Terpaksa Pakai Banyak Topi
Realitas di lapangan berkata lain. Sebuah studi terbaru berjudul “Wearing many hats: How rural U.S. newspaper journalists negotiate professional identity amid digital and economic disruption” memotret kenyataan yang getir di Amerika Serikat. Studi ini dikerjakan oleh Sayyed Fawad Ali Shah dari School of Communication & Journalism, Auburn University, Auburn, Alabama, AS, dan empat rekan peneliti lainnya, dipublikasikan di jurnal Journalism 23 Juni 2026, halaman 1-19 [3].
Menurut studi itu, di daerah perdesaan di AS, disrupsi digital dan hancurnya model bisnis media memaksa para jurnalis menanggalkan jubah idealisme mereka. Mereka tidak lagi bisa sekadar menjadi anjing penjaga (watchdog) yang berjarak. Demi mempertahankan hidup koran tempat mereka bekerja, seorang jurnalis harus "mengenakan banyak topi" (wearing many hats): mereka bekerja sebagai reporter, juru foto, hari ini menulis berita hiburan, besok berita kriminal, bahkan tidak menutup kemungkinan mendekati klien untuk memasang iklan.
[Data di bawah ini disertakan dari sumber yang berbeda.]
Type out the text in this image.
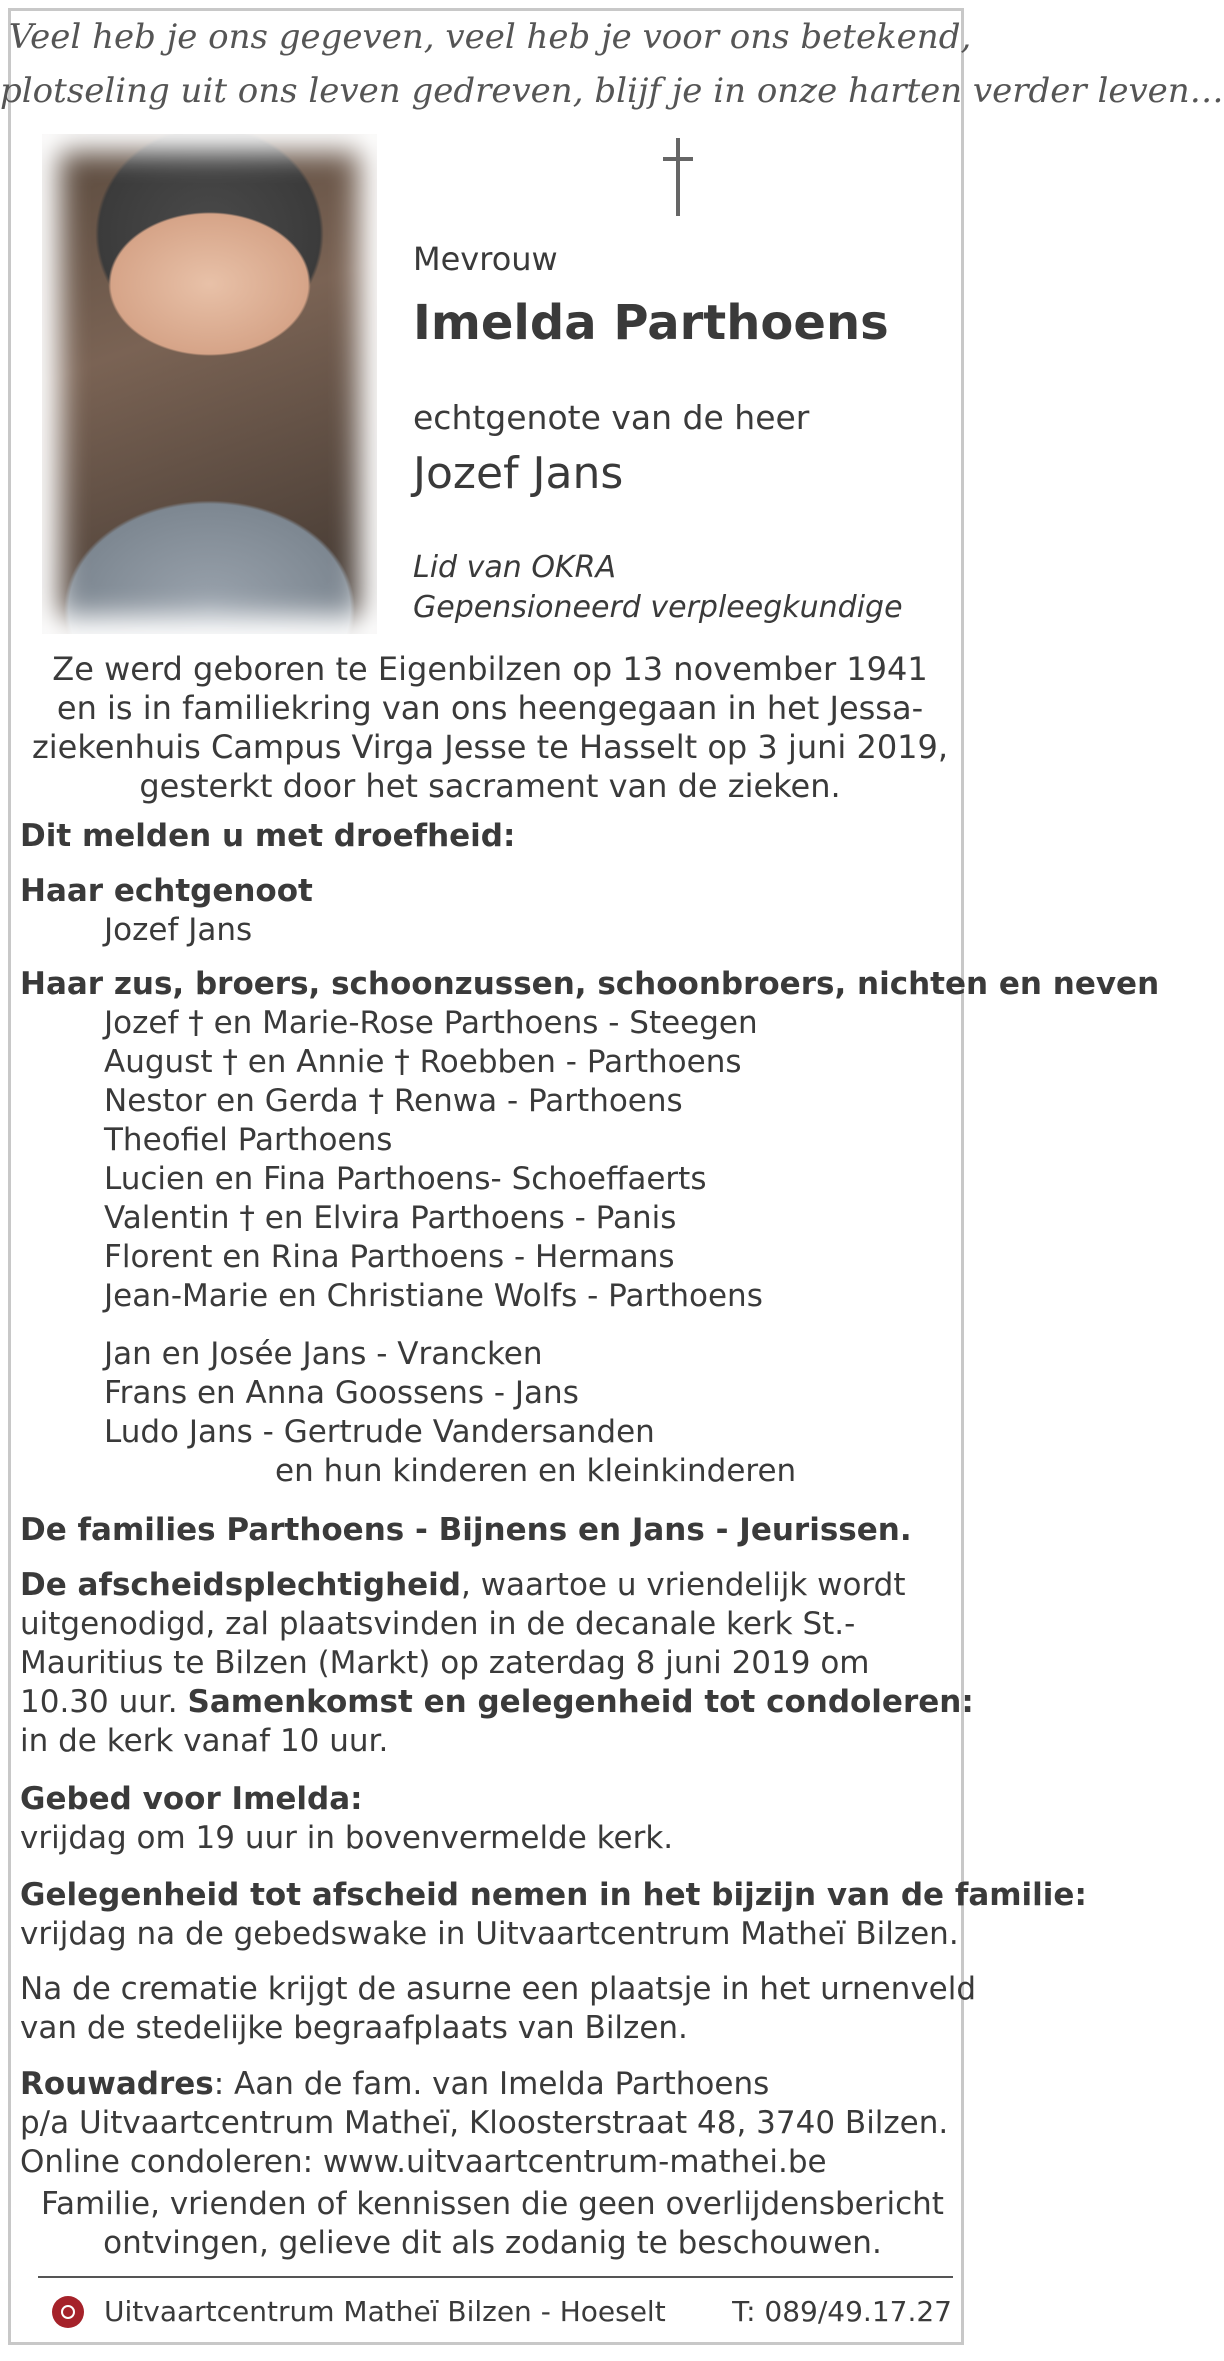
Veel heb je ons gegeven, veel heb je voor ons betekend,
plotseling uit ons leven gedreven, blijf je in onze harten verder leven…
Mevrouw
Imelda Parthoens
echtgenote van de heer
Jozef Jans
Lid van OKRA
Gepensioneerd verpleegkundige
Ze werd geboren te Eigenbilzen op 13 november 1941
en is in familiekring van ons heengegaan in het Jessa-
ziekenhuis Campus Virga Jesse te Hasselt op 3 juni 2019,
gesterkt door het sacrament van de zieken.
Dit melden u met droefheid:
Haar echtgenoot
Jozef Jans
Haar zus, broers, schoonzussen, schoonbroers, nichten en neven
Jozef † en Marie-Rose Parthoens - Steegen
August † en Annie † Roebben - Parthoens
Nestor en Gerda † Renwa - Parthoens
Theofiel Parthoens
Lucien en Fina Parthoens- Schoeffaerts
Valentin † en Elvira Parthoens - Panis
Florent en Rina Parthoens - Hermans
Jean-Marie en Christiane Wolfs - Parthoens
Jan en Josée Jans - Vrancken
Frans en Anna Goossens - Jans
Ludo Jans - Gertrude Vandersanden
en hun kinderen en kleinkinderen
De families Parthoens - Bijnens en Jans - Jeurissen.
De afscheidsplechtigheid, waartoe u vriendelijk wordt
uitgenodigd, zal plaatsvinden in de decanale kerk St.-
Mauritius te Bilzen (Markt) op zaterdag 8 juni 2019 om
10.30 uur. Samenkomst en gelegenheid tot condoleren:
in de kerk vanaf 10 uur.
Gebed voor Imelda:
vrijdag om 19 uur in bovenvermelde kerk.
Gelegenheid tot afscheid nemen in het bijzijn van de familie:
vrijdag na de gebedswake in Uitvaartcentrum Matheï Bilzen.
Na de crematie krijgt de asurne een plaatsje in het urnenveld
van de stedelijke begraafplaats van Bilzen.
Rouwadres: Aan de fam. van Imelda Parthoens
p/a Uitvaartcentrum Matheï, Kloosterstraat 48, 3740 Bilzen.
Online condoleren: www.uitvaartcentrum-mathei.be
Familie, vrienden of kennissen die geen overlijdensbericht
ontvingen, gelieve dit als zodanig te beschouwen.
Uitvaartcentrum Matheï Bilzen - Hoeselt T: 089/49.17.27
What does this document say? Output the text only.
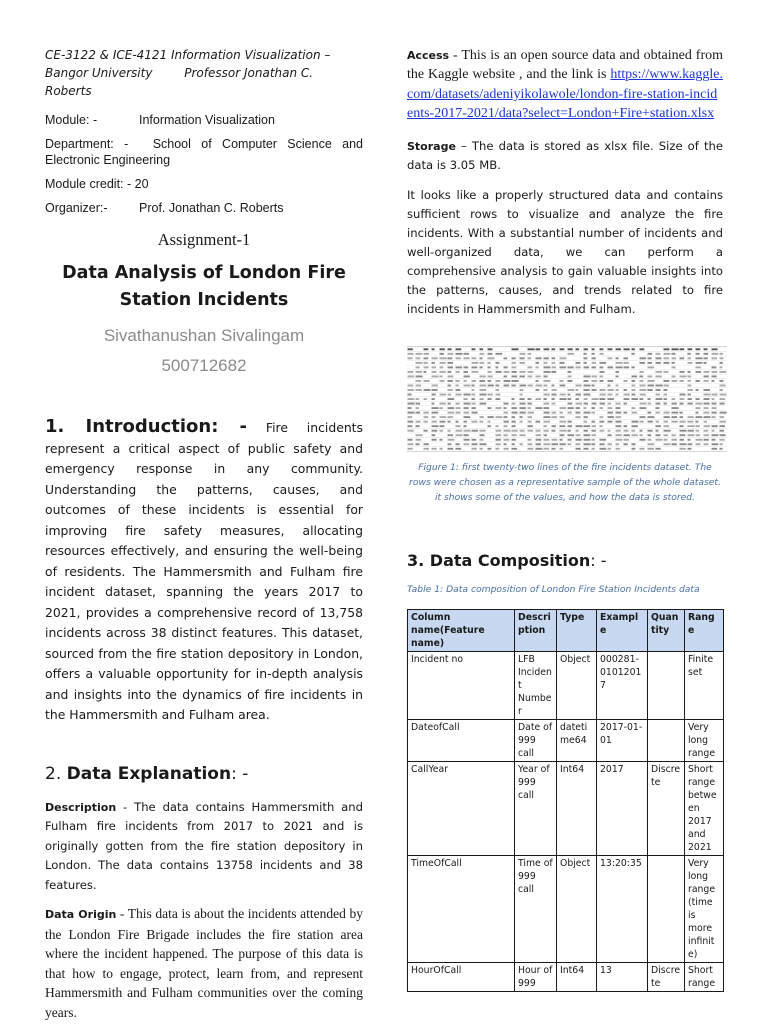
CE-3122 & ICE-4121 Information Visualization – Bangor University	Professor Jonathan C. Roberts
Module: -	Information Visualization
Department: - School of Computer Science and Electronic Engineering
Module credit: - 20
Organizer:-	Prof. Jonathan C. Roberts
Assignment-1
Data Analysis of London Fire Station Incidents
Sivathanushan Sivalingam
500712682
1. Introduction: - Fire incidents represent a critical aspect of public safety and emergency response in any community. Understanding the patterns, causes, and outcomes of these incidents is essential for improving fire safety measures, allocating resources effectively, and ensuring the well-being of residents. The Hammersmith and Fulham fire incident dataset, spanning the years 2017 to 2021, provides a comprehensive record of 13,758 incidents across 38 distinct features. This dataset, sourced from the fire station depository in London, offers a valuable opportunity for in-depth analysis and insights into the dynamics of fire incidents in the Hammersmith and Fulham area.
2. Data Explanation: -

Description - The data contains Hammersmith and Fulham fire incidents from 2017 to 2021 and is originally gotten from the fire station depository in London. The data contains 13758 incidents and 38 features.

Data Origin - This data is about the incidents attended by the London Fire Brigade includes the fire station area where the incident happened. The purpose of this data is that how to engage, protect, learn from, and represent Hammersmith and Fulham communities over the coming years.

Access - This is an open source data and obtained from the Kaggle website , and the link is https://www.kaggle.com/datasets/adeniyikolawole/london-fire-station-incidents-2017-2021/data?select=London+Fire+station.xlsx

Storage – The data is stored as xlsx file. Size of the data is 3.05 MB.

It looks like a properly structured data and contains sufficient rows to visualize and analyze the fire incidents. With a substantial number of incidents and well-organized data, we can perform a comprehensive analysis to gain valuable insights into the patterns, causes, and trends related to fire incidents in Hammersmith and Fulham.

Figure 1: first twenty-two lines of the fire incidents dataset. The rows were chosen as a representative sample of the whole dataset. it shows some of the values, and how the data is stored.
3. Data Composition: -
Table 1: Data composition of London Fire Station Incidents data
Column name(Feature name)	Description	Type	Example	Quantity	Range
Incident no	LFB Incident Number	Object	000281-01012017		Finite set
DateofCall	Date of 999 call	datetime64	2017-01-01		Very long range
CallYear	Year of 999 call	Int64	2017	Discrete	Short range between 2017 and 2021
TimeOfCall	Time of 999 call	Object	13:20:35		Very long range (time is more infinite)
HourOfCall	Hour of 999	Int64	13	Discrete	Short range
Wawancara terhadap para responden penelitian itu menunjukkan bahwa jarak tradisional antara departemen pemasaran dan editorial di organisasi mereka telah hilang atau menyusut. Para responden bertanggung jawab atas lebih dari satu peran: pemilik, editor, reporter, dan pemasaran.
“Jadi, seringkali departemen pemasaran dan ruang redaksi kami berselisih pendapat tentang konten karena pengiklan kami menginginkan, Anda tahu, cerita tertentu atau mereka tidak menginginkan cerita tertentu, di samping iklan mereka di koran. Jadi, pasti ada godaan untuk adanya semacam pengaruh di sana,” kata seorang responden penelitian itu.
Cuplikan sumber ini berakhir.